Improve discover script execution time

bekopharm commented 4 years ago

The discover script is unreasonable slow. While it works okay for a few pools it scratches at the default 3s timeout of zabbix-server and zabbix-agent with ~20 pools _having statuspath already and results often in ZBX_NOTSUPPORTED: Timeout while executing a shell script.

Here are some typical discovery round trips with 20 pools _having statuspath (server has ~200 pool processes in total going) for me:

0m2.550s
0m2.662s
0m4.018s
0m2.504s
0m2.533s
0m2.771s
0m2.958s
0m2.456s
0m2.947s
0m2.502s

And here the same executed locally (so it's hardly network latency and ZBX overhead)

0m2.578s
0m2.378s
0m2.366s
0m2.460s
0m2.379s
0m2.367s
0m2.544s
0m2.439s
0m2.328s
0m2.431s
0m2.470s

Otherwise it's a great script 👍. I'm afraid to use this on a server that has even more pools going tho. I mean mileage may vary - this server has load after all.

rvalitov commented 4 years ago

Hi! We should find where the problem happens. I can only think of the following command, please run it and check its execution speed:

ps aux | grep "php-fpm"

Also, please, give me some information about the CPU load and IO load, just to get an idea how loaded your server is. Utils like htop and iotop can help. Alternatively, you can get the values from Zabbix monitoring.

bekopharm commented 4 years ago

time ps aux | grep "php-fpm" real 0m0.026s

time pgrep "php-fpm" real 0m0.015s

time /etc/zabbix/zabbix_php_fpm_discovery.sh real 0m2.520s

load average: 4,70, 4,51, 4,75 iowait 10.3738 % (Catched it during backup and it's a network share in another center)

rvalitov commented 4 years ago

Thank you! Originally I thought that there could be a problem with ps (like this and similar), but that's not the case.

I guess the only reason this problem happens is that the discovery script queries each detected pool to confirm that it's functional and to obtain its process manager type (ondemand, dynamic, static). If you have lots of pools then this operation may take some time.

The approach above ensures that all the pools that you see in Zabbix really report status information. The pools that do not report the information are ignored and are not shown in Zabbix at all. I thought that this is useful, because in this case you don't see errors in Zabbix for the pools that you don't want to monitor (i.e. where the status page is disabled). But it seems that such queries require some time.

I have currently 2 ideas here:

either disable the query and checks during the discovery
or add additional background script (cron job) that will actually scan and analyze the pools (and this script can work more than 3 sec if required), while the discovery script will just report the cached data obtained from the primary background script.

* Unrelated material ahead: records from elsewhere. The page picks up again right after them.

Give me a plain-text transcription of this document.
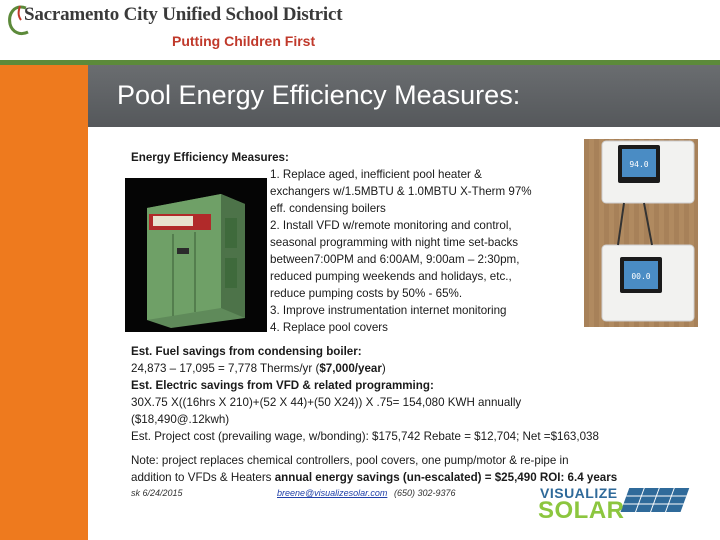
Sacramento City Unified School District
Putting Children First
Pool Energy Efficiency Measures:
Energy Efficiency Measures:
1. Replace aged, inefficient pool heater &
exchangers w/1.5MBTU & 1.0MBTU X-Therm 97%
eff. condensing boilers
2. Install VFD w/remote monitoring and control,
seasonal programming with night time set-backs
between7:00PM and 6:00AM, 9:00am – 2:30pm,
reduced pumping weekends and holidays, etc.,
reduce pumping costs by 50% - 65%.
3. Improve instrumentation internet monitoring
4. Replace pool covers
94.0
00.0
Est. Fuel savings from condensing boiler:
24,873 – 17,095 = 7,778 Therms/yr ($7,000/year)
Est. Electric savings from VFD & related programming:
30X.75 X((16hrs X 210)+(52 X 44)+(50 X24)) X .75= 154,080 KWH annually
($18,490@.12kwh)
Est. Project cost (prevailing wage, w/bonding): $175,742 Rebate = $12,704; Net =$163,038
Note: project replaces chemical controllers, pool covers, one pump/motor & re-pipe in
addition to VFDs & Heaters annual energy savings (un-escalated) = $25,490 ROI: 6.4 years
sk 6/24/2015	breene@visualizesolar.com (650) 302-9376	VISUALIZE
SOLAR
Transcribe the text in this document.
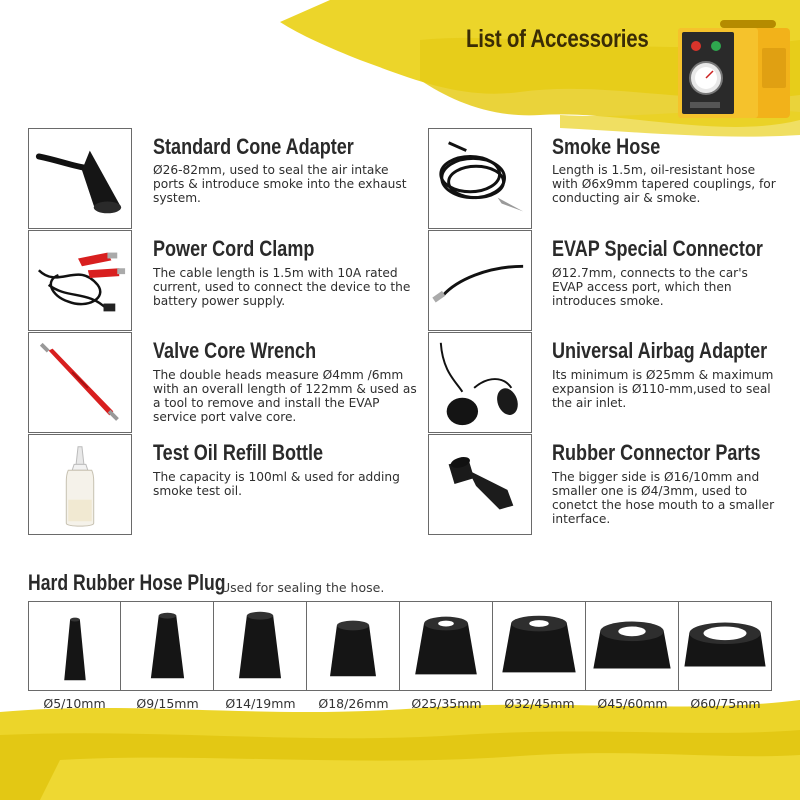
List of Accessories
Standard Cone Adapter
Ø26-82mm, used to seal the air intake ports & introduce smoke into the exhaust system.
Power Cord Clamp
The cable length is 1.5m with 10A rated current, used to connect the device to the battery power supply.
Valve Core Wrench
The double heads measure Ø4mm /6mm with an overall length of 122mm & used as a tool to remove and install the EVAP service port valve core.
Test Oil Refill Bottle
The capacity is 100ml & used for adding smoke test oil.
Smoke Hose
Length is 1.5m, oil-resistant hose with Ø6x9mm tapered couplings, for conducting air & smoke.
EVAP Special Connector
Ø12.7mm, connects to the car's EVAP access port, which then introduces smoke.
Universal Airbag Adapter
Its minimum is Ø25mm & maximum expansion is Ø110-mm,used to seal the air inlet.
Rubber Connector Parts
The bigger side is Ø16/10mm and smaller one is Ø4/3mm, used to conetct the hose mouth to a smaller interface.
Hard Rubber Hose Plug
Used for sealing the hose.
Ø5/10mm	Ø9/15mm	Ø14/19mm	Ø18/26mm	Ø25/35mm	Ø32/45mm	Ø45/60mm	Ø60/75mm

While the last idea seems logical, I don't want to work with cron, because it will make the configuration of this template more complicated. But I don't see any alternative solution that is simple and elegant.

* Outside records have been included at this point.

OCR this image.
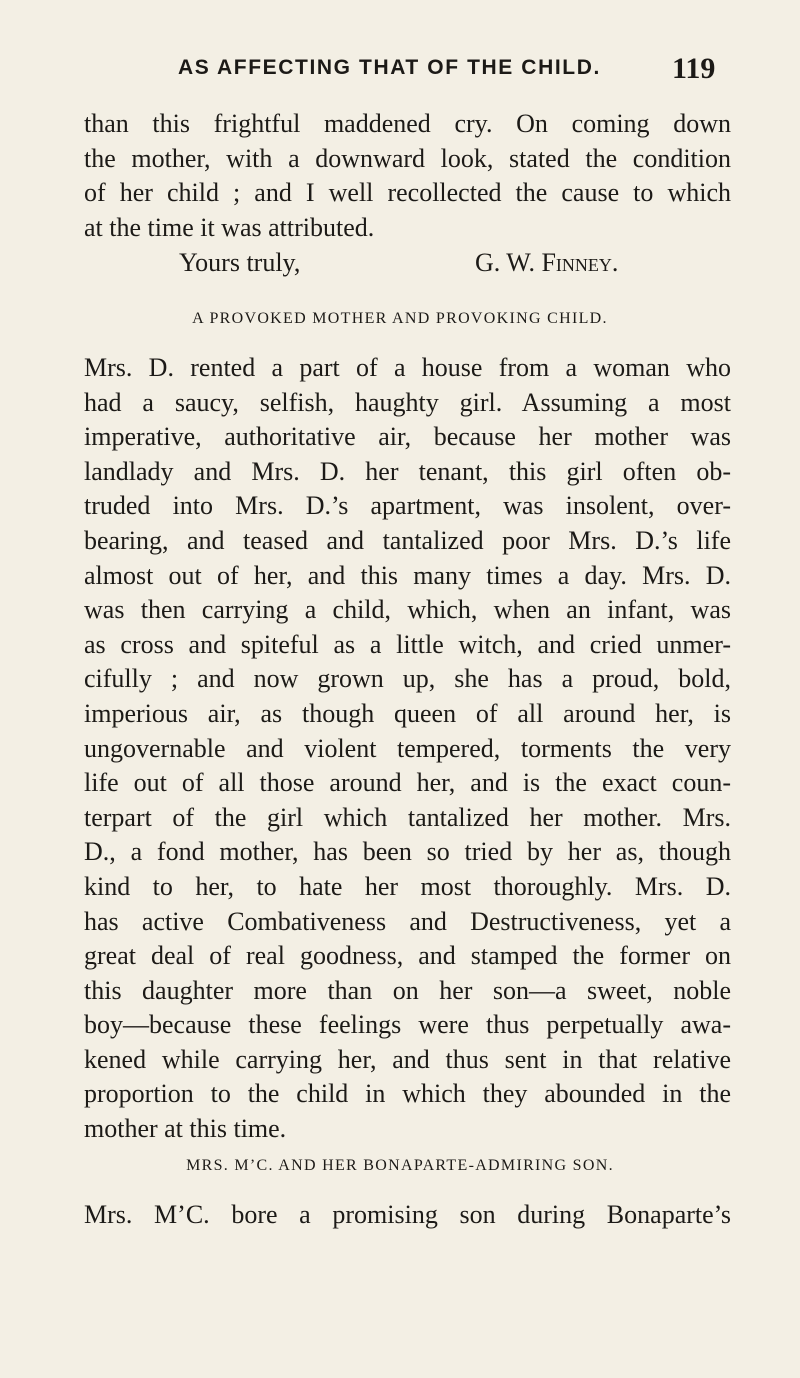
AS AFFECTING THAT OF THE CHILD. 119
than this frightful maddened cry. On coming down
the mother, with a downward look, stated the condition
of her child ; and I well recollected the cause to which
at the time it was attributed.
Yours truly,	G. W. Finney.
A PROVOKED MOTHER AND PROVOKING CHILD.
Mrs. D. rented a part of a house from a woman who
had a saucy, selfish, haughty girl. Assuming a most
imperative, authoritative air, because her mother was
landlady and Mrs. D. her tenant, this girl often ob-
truded into Mrs. D.’s apartment, was insolent, over-
bearing, and teased and tantalized poor Mrs. D.’s life
almost out of her, and this many times a day. Mrs. D.
was then carrying a child, which, when an infant, was
as cross and spiteful as a little witch, and cried unmer-
cifully ; and now grown up, she has a proud, bold,
imperious air, as though queen of all around her, is
ungovernable and violent tempered, torments the very
life out of all those around her, and is the exact coun-
terpart of the girl which tantalized her mother. Mrs.
D., a fond mother, has been so tried by her as, though
kind to her, to hate her most thoroughly. Mrs. D.
has active Combativeness and Destructiveness, yet a
great deal of real goodness, and stamped the former on
this daughter more than on her son—a sweet, noble
boy—because these feelings were thus perpetually awa-
kened while carrying her, and thus sent in that relative
proportion to the child in which they abounded in the
mother at this time.
MRS. M’C. AND HER BONAPARTE-ADMIRING SON.
Mrs. M’C. bore a promising son during Bonaparte’s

bekopharm commented 4 years ago

I've the source not open but are you piping it through sort and uniq? Some pools may double.

rvalitov commented 4 years ago

Yes, there are no duplicates. You can also check that by running the script manually with debug mode enabled.

rvalitov commented 4 years ago

Just for information: I've been thinking about this issue and how to improve it. A new idea is to use intermediate cache and the script will perform a self check of execution time. If the execution time goes near 3 sec then it will give the results it has already processed and will save its execution state. Next time the discovery script is launched it will restore its execution state and will continue from that point where it stopped.

So, now I'm ready to move on from the thinking phase to actual programming.

rvalitov commented 4 years ago

@bekopharm Some information for you. I could reproduce this issue, in my tests I used 400 pools via Travis CI, which is now used for testing of this project. The work to fix this issue is ongoing.

rvalitov commented 4 years ago

/remind me this issue in 10 days

reminders[bot] commented 4 years ago

@rvalitov set a reminder for Jul 11th 2020

rvalitov commented 4 years ago

A quick workaround with the current template would be to modify the Timeout option of the agent (and probably on the server):

rvalitov commented 4 years ago

@bekopharm I made a new pull request #42 that should solve this issue. Can you please test it? You should just download the new files from that pull request. Kindly waiting for your feedback, thank you!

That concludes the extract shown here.